Charlie Sheen likens life to Apocalypse Now
Charlie Sheen has become obsessed with his father Martin's classic war movie Apocalypse Now and had a bloody slogan from the film tattooed onto his chest.
The troubled actor, whose hit sitcom Two and a Half Men has been scrapped for the rest of the season, had the words "Death From Above" inked onto his skin last week (ends27Feb11), claiming the phrase from the Vietnam War epic symbolises his own crazy life.
Explaining the tattoo, which is complete with blood dripping from the phrase onto an apple, he tells radio host Alex Jones, "It’s the banner from the death card that Kilgore (Robert Duvall's character) is throwing on his victims. But also falling from it is the apple from The Giving Tree. There’s my life. Deal with it."

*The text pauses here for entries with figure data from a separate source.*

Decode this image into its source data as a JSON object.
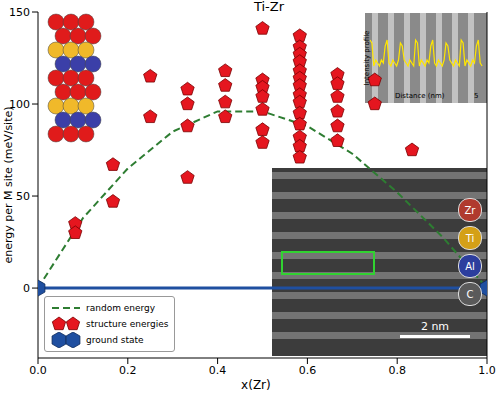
{
  "chart_data": {
    "type": "scatter",
    "title": "Ti-Zr",
    "x_label": "x(Zr)",
    "y_label": "energy per M site (meV/site)",
    "xlim": [
      0,
      1
    ],
    "xticks": [
      {
        "value": 0,
        "label": "0.0"
      },
      {
        "value": 0.2,
        "label": "0.2"
      },
      {
        "value": 0.4,
        "label": "0.4"
      },
      {
        "value": 0.6,
        "label": "0.6"
      },
      {
        "value": 0.8,
        "label": "0.8"
      },
      {
        "value": 1,
        "label": "1.0"
      }
    ],
    "ylim": [
      -38,
      150
    ],
    "yticks": [
      0,
      50,
      100,
      150
    ],
    "legend": "lower left",
    "series": [
      {
        "name": "random energy",
        "type": "line",
        "color": "#2e7d32",
        "marker": "none",
        "line_style": "dashed",
        "x": [
          0,
          0.1,
          0.2,
          0.3,
          0.4,
          0.5,
          0.6,
          0.7,
          0.8,
          0.9,
          1
        ],
        "values": [
          0,
          38,
          65,
          85,
          96,
          96,
          88,
          73,
          52,
          28,
          0
        ]
      },
      {
        "name": "structure energies",
        "type": "scatter",
        "color": "#e5161f",
        "marker": "pentagon",
        "line_style": "none",
        "x": [
          0.083,
          0.083,
          0.167,
          0.167,
          0.25,
          0.25,
          0.333,
          0.333,
          0.333,
          0.333,
          0.417,
          0.417,
          0.417,
          0.417,
          0.5,
          0.5,
          0.5,
          0.5,
          0.5,
          0.5,
          0.5,
          0.583,
          0.583,
          0.583,
          0.583,
          0.583,
          0.583,
          0.583,
          0.583,
          0.583,
          0.583,
          0.583,
          0.583,
          0.583,
          0.583,
          0.667,
          0.667,
          0.667,
          0.667,
          0.667,
          0.667,
          0.75,
          0.75,
          0.833
        ],
        "values": [
          35,
          30,
          67,
          47,
          115,
          93,
          60,
          88,
          100,
          108,
          118,
          110,
          101,
          93,
          141,
          113,
          109,
          104,
          97,
          86,
          79,
          137,
          131,
          127,
          123,
          118,
          114,
          110,
          105,
          101,
          95,
          89,
          82,
          77,
          71,
          116,
          111,
          104,
          96,
          88,
          80,
          113,
          100,
          75
        ]
      },
      {
        "name": "ground state",
        "type": "line",
        "color": "#1f4fa0",
        "marker": "hexagon",
        "line_style": "solid",
        "x": [
          0,
          1
        ],
        "values": [
          0,
          0
        ]
      }
    ],
    "insets": {
      "profile": {
        "y_label": "Intensity profile",
        "x_label": "Distance (nm)",
        "x_tick": 5
      },
      "micrograph": {
        "scale_bar": "2 nm",
        "elements": [
          {
            "label": "Zr",
            "color": "#b03a2e"
          },
          {
            "label": "Ti",
            "color": "#d4a017"
          },
          {
            "label": "Al",
            "color": "#2c3e9e"
          },
          {
            "label": "C",
            "color": "#5a5a5a"
          }
        ]
      }
    }
  }
}
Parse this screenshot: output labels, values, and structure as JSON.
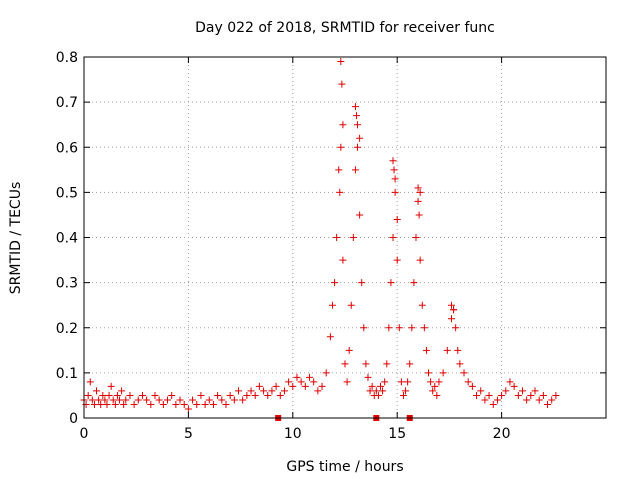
{
  "chart_data": {
    "type": "scatter",
    "title": "Day 022 of 2018, SRMTID for receiver func",
    "xlabel": "GPS time / hours",
    "ylabel": "SRMTID / TECUs",
    "xlim": [
      0,
      25
    ],
    "ylim": [
      0,
      0.8
    ],
    "xticks": [
      0,
      5,
      10,
      15,
      20
    ],
    "xtick_labels": [
      "0",
      "5",
      "10",
      "15",
      "20"
    ],
    "yticks": [
      0,
      0.1,
      0.2,
      0.3,
      0.4,
      0.5,
      0.6,
      0.7,
      0.8
    ],
    "ytick_labels": [
      "0",
      "0.1",
      "0.2",
      "0.3",
      "0.4",
      "0.5",
      "0.6",
      "0.7",
      "0.8"
    ],
    "grid": true,
    "marker": "plus",
    "color": "#e00000",
    "series": [
      {
        "name": "SRMTID",
        "x": [
          0.0,
          0.1,
          0.2,
          0.3,
          0.4,
          0.5,
          0.6,
          0.7,
          0.8,
          0.9,
          1.0,
          1.1,
          1.2,
          1.3,
          1.4,
          1.5,
          1.6,
          1.7,
          1.8,
          1.9,
          2.0,
          2.2,
          2.4,
          2.6,
          2.8,
          3.0,
          3.2,
          3.4,
          3.6,
          3.8,
          4.0,
          4.2,
          4.4,
          4.6,
          4.8,
          5.0,
          5.2,
          5.4,
          5.6,
          5.8,
          6.0,
          6.2,
          6.4,
          6.6,
          6.8,
          7.0,
          7.2,
          7.4,
          7.6,
          7.8,
          8.0,
          8.2,
          8.4,
          8.6,
          8.8,
          9.0,
          9.2,
          9.4,
          9.6,
          9.8,
          10.0,
          10.2,
          10.4,
          10.6,
          10.8,
          11.0,
          11.2,
          11.4,
          11.6,
          11.8,
          11.9,
          12.0,
          12.1,
          12.2,
          12.3,
          12.4,
          12.5,
          12.6,
          12.7,
          12.8,
          12.9,
          13.0,
          13.1,
          13.2,
          13.3,
          13.4,
          13.5,
          13.6,
          13.7,
          13.8,
          13.9,
          14.0,
          14.1,
          14.2,
          14.3,
          14.4,
          14.5,
          14.6,
          14.7,
          14.8,
          14.9,
          15.0,
          15.1,
          15.2,
          15.3,
          15.4,
          15.5,
          15.6,
          15.7,
          15.8,
          15.9,
          16.0,
          16.1,
          16.2,
          16.3,
          16.4,
          16.5,
          16.6,
          16.7,
          16.8,
          16.9,
          17.0,
          17.2,
          17.4,
          17.6,
          17.7,
          17.8,
          17.9,
          18.0,
          18.2,
          18.4,
          18.6,
          18.8,
          19.0,
          19.2,
          19.4,
          19.6,
          19.8,
          20.0,
          20.2,
          20.4,
          20.6,
          20.8,
          21.0,
          21.2,
          21.4,
          21.6,
          21.8,
          22.0,
          22.2,
          22.4,
          22.6,
          12.3,
          12.35,
          12.4,
          13.0,
          13.05,
          13.2,
          14.8,
          14.9,
          15.0,
          16.0,
          16.1,
          17.6,
          17.7,
          12.25,
          13.1,
          14.85,
          16.05
        ],
        "y": [
          0.04,
          0.03,
          0.05,
          0.08,
          0.04,
          0.03,
          0.06,
          0.04,
          0.03,
          0.05,
          0.04,
          0.03,
          0.05,
          0.07,
          0.04,
          0.03,
          0.05,
          0.04,
          0.06,
          0.03,
          0.04,
          0.05,
          0.03,
          0.04,
          0.05,
          0.04,
          0.03,
          0.05,
          0.04,
          0.03,
          0.04,
          0.05,
          0.03,
          0.04,
          0.03,
          0.02,
          0.04,
          0.03,
          0.05,
          0.03,
          0.04,
          0.03,
          0.05,
          0.04,
          0.03,
          0.05,
          0.04,
          0.06,
          0.04,
          0.05,
          0.06,
          0.05,
          0.07,
          0.06,
          0.05,
          0.06,
          0.07,
          0.05,
          0.06,
          0.08,
          0.07,
          0.09,
          0.08,
          0.07,
          0.09,
          0.08,
          0.06,
          0.07,
          0.1,
          0.18,
          0.25,
          0.3,
          0.4,
          0.55,
          0.6,
          0.35,
          0.12,
          0.08,
          0.15,
          0.25,
          0.4,
          0.55,
          0.65,
          0.45,
          0.3,
          0.2,
          0.12,
          0.09,
          0.06,
          0.07,
          0.05,
          0.06,
          0.05,
          0.07,
          0.06,
          0.08,
          0.12,
          0.2,
          0.3,
          0.4,
          0.5,
          0.35,
          0.2,
          0.08,
          0.05,
          0.06,
          0.08,
          0.12,
          0.2,
          0.3,
          0.4,
          0.48,
          0.35,
          0.25,
          0.2,
          0.15,
          0.1,
          0.08,
          0.06,
          0.07,
          0.05,
          0.08,
          0.1,
          0.15,
          0.22,
          0.24,
          0.2,
          0.15,
          0.12,
          0.1,
          0.08,
          0.07,
          0.05,
          0.06,
          0.04,
          0.05,
          0.03,
          0.04,
          0.05,
          0.06,
          0.08,
          0.07,
          0.05,
          0.06,
          0.04,
          0.05,
          0.06,
          0.04,
          0.05,
          0.03,
          0.04,
          0.05,
          0.79,
          0.74,
          0.65,
          0.69,
          0.67,
          0.62,
          0.57,
          0.53,
          0.44,
          0.51,
          0.5,
          0.25,
          0.24,
          0.5,
          0.6,
          0.55,
          0.45
        ],
        "zero_markers_x": [
          9.3,
          14.0,
          15.6
        ]
      }
    ]
  }
}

Charlie Sheen also revealed he sees parts of himself in every major character in the 1979 film, from his dad Martin Sheen's Captain Benjamin L. Willard, to Dennis Hopper as a photojournalist, to Marlon Brando's renegade Colonel Walter E. Kurtz.
Quoting from Brando's character, he adds, "'You have the right to kill me, but you do not have the right to judge me'. Boom. That’s the whole movie. That’s life."
Charlie Sheen's future on Two and a Half Men was thrown into doubt after he publicly lambasted show creator Chuck Lorre, prompting producers to pull the sitcom for the rest of its current season.